As a little girl, I dealt with Pelvic Floor Dysfunction due to tight pelvic floor muscles, with frequent urinary tract infections, and an overactive bladder. Then as a teen, I had pain with penetration, from tampons to speculums and later during sexual activities. Luckily, I was treated by a Pelvic Health Specialist who helped me to have a full and active lifestyle without pain and irritation but it took me a long time to find help with the right provider. I have experienced pregnancy (and most of the common complications including morning sickness, preterm labor & pelvic pain) and complicated childbirth that ended in a cesarean section. My daughter also experiences many of the common pediatric pelvic floor issues like constipation, post-void dribbling, and bedwetting.

When a coworker of mine was looking for someone to help her with our company’s Pelvic Floor program, I found the personal courage to go and take Pelvic Floor Level 1 with Herman & Wallace. I had always had the interest and the personal experiences, but I needed to find the right situation to delve into it all; enter Herman & Wallace. I cannot overstate how welcomed, safe, educated, and reassured I felt beginning my journey with Lila Abbate and Dustienne Miller.
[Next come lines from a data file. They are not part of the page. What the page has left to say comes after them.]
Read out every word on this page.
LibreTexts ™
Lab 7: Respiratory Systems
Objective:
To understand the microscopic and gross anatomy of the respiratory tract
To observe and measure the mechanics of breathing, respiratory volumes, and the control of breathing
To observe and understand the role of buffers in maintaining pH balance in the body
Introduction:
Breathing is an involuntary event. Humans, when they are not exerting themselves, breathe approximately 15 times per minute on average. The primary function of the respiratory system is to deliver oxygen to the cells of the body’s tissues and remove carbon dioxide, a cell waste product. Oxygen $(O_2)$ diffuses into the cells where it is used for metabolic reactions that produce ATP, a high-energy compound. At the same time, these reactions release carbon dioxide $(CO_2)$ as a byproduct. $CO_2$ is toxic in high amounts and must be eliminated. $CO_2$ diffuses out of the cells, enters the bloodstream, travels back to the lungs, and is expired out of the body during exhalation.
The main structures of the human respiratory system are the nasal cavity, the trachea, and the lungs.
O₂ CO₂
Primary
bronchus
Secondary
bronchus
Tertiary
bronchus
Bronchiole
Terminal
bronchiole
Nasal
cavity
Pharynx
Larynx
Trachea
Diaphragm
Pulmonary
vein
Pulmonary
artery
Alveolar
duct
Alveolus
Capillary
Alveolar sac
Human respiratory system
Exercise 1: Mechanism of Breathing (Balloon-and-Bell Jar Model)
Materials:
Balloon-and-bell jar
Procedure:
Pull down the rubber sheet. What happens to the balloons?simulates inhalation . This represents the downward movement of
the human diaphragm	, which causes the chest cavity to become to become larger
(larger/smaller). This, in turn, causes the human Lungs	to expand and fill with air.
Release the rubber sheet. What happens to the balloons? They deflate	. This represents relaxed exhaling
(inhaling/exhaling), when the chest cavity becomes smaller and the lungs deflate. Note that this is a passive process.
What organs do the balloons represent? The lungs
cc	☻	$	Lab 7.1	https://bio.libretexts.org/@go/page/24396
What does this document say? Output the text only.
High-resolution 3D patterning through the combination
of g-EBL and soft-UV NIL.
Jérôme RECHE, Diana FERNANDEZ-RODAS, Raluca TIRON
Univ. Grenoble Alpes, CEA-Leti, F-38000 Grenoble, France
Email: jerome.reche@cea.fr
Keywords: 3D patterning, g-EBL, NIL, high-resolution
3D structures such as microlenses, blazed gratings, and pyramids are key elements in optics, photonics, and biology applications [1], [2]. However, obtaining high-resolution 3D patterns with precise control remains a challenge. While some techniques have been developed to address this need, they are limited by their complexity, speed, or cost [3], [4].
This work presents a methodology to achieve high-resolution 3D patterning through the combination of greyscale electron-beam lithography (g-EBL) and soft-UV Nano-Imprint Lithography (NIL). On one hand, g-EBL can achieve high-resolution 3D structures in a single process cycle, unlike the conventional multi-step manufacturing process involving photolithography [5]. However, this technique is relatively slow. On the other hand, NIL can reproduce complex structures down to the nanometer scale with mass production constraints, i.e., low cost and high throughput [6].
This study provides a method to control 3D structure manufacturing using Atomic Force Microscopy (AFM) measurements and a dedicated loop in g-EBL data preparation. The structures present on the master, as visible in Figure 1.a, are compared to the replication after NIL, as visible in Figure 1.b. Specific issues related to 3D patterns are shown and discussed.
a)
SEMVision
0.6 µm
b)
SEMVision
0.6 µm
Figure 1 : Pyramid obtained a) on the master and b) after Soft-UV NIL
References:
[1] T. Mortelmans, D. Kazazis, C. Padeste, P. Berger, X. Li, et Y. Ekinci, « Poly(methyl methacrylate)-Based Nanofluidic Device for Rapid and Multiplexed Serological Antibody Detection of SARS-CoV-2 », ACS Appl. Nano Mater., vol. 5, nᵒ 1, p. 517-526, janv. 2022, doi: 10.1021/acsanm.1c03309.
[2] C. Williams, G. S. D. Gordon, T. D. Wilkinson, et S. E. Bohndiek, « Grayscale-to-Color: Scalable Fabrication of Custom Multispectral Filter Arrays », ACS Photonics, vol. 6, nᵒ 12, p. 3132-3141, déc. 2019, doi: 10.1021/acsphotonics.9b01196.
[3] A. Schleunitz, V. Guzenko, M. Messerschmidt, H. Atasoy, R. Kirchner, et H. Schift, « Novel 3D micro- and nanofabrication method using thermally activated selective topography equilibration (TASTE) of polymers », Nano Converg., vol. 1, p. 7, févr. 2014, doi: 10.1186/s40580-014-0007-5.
I signed up for my next course while still attending that first course, and there was no limit to the number of continuing education courses from Herman and Wallace I wished to attend over the next two years. Herman and Wallace had woken up a passion in me I didn’t even know I yearned for. I wanted to know anything, everything about pelvic floors. The next logical step to assure myself and my patients that I was an advanced practitioner in this area was to take my PRPC which I completed in May 2019.